All she wanted to do was huddle away in her room and let her mind travel back through time.
Within the hour they had told the various other members of the compound what was happening, and were climbing into their four-wheel drive.
The journey would be a combination of road and river and promised to be hellish. Despite the onslaught of rain the atmosphere was stifling and humid, and she knew that, given the muddy nature of the pathways linking all these small towns, they would spend at least a proportion of their time clearing morass from the roads in an attempt to get through. It was always the same during the rainy seasons, and this time it would be a thousand times worse because of the quantity of rainfall.
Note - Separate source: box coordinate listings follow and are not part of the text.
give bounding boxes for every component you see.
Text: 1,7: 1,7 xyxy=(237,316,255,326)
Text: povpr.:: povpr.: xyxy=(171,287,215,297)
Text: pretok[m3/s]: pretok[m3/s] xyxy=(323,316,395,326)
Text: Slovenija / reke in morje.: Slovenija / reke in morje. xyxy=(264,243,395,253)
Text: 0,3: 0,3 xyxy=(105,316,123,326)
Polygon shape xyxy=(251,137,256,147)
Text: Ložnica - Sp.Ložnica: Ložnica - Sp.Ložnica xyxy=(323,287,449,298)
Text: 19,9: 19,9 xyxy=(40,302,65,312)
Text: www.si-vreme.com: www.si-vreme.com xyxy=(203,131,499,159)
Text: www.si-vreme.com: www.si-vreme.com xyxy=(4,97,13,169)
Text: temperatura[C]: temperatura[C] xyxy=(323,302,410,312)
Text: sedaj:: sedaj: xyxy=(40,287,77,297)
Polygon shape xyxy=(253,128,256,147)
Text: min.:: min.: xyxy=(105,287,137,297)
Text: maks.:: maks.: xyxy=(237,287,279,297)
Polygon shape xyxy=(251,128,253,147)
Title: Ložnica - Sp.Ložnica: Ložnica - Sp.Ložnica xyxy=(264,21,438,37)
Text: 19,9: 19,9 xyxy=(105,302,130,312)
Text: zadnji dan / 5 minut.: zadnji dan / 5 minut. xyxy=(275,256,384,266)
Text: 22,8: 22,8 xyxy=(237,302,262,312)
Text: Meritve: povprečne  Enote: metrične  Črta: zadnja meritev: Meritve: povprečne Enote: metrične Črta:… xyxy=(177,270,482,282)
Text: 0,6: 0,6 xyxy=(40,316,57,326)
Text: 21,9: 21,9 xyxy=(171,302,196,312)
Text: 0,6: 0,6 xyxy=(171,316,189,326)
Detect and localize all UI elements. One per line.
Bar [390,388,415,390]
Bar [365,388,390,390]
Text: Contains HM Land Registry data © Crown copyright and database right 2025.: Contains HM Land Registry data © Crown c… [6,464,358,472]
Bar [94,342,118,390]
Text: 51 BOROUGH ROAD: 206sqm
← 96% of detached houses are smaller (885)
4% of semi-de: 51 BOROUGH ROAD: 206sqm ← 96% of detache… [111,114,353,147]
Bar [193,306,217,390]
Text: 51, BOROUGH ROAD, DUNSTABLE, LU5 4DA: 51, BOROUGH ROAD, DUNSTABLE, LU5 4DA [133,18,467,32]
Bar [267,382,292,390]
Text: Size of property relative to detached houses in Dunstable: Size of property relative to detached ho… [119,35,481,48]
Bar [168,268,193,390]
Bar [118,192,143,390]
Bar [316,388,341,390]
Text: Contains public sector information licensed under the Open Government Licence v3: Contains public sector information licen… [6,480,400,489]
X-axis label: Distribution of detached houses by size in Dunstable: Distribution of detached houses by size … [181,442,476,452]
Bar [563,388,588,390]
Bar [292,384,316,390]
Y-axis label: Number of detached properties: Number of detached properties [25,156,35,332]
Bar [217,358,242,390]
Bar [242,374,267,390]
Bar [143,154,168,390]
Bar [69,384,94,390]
‘It’s ridiculous,’ Destiny told her father, as they progressed at a snail’s pace, with the wipers going at a rate. ‘Why do tourists feel that they can travel unaided into this part of the world? What gives them the right to expect help when they get themselves into a muddle?’
‘This sounds a little worse than a lost tourist who’s got into a muddle,’ her father said, craning forward to make sure that he kept to the barely visible marked path.
‘We’ll get there and he’ll have nothing more than a few mosquito bites and a bad cold from getting soaked.’
‘Not from what Enrique says.’
‘Enrique runs the grocery store and a rooming house!’ Destiny grumbled on insistently. ‘He’s not likely to be much of a gem when it comes to diagnosing illnesses! Did he say what the symptoms were?’
‘Raging fever, apparently. The man’s hallucinating.’
‘I feel like I’m about to hallucinate,’ she said, wiping her face with the rag she had brought with her. ‘This car is going to self-combust in a minute.’ The windows were rolled down, but only very slightly to allow for the rain and the heat inside the car was fierce. Even with the miniature fan affixed to the dashboard she could still feel beads of sweat rolling down her face and making her body feel like oil. She rolled her glass down a few more centimetres and was rewarded with a wash of water across her face. It was better, at any rate, than the humidity.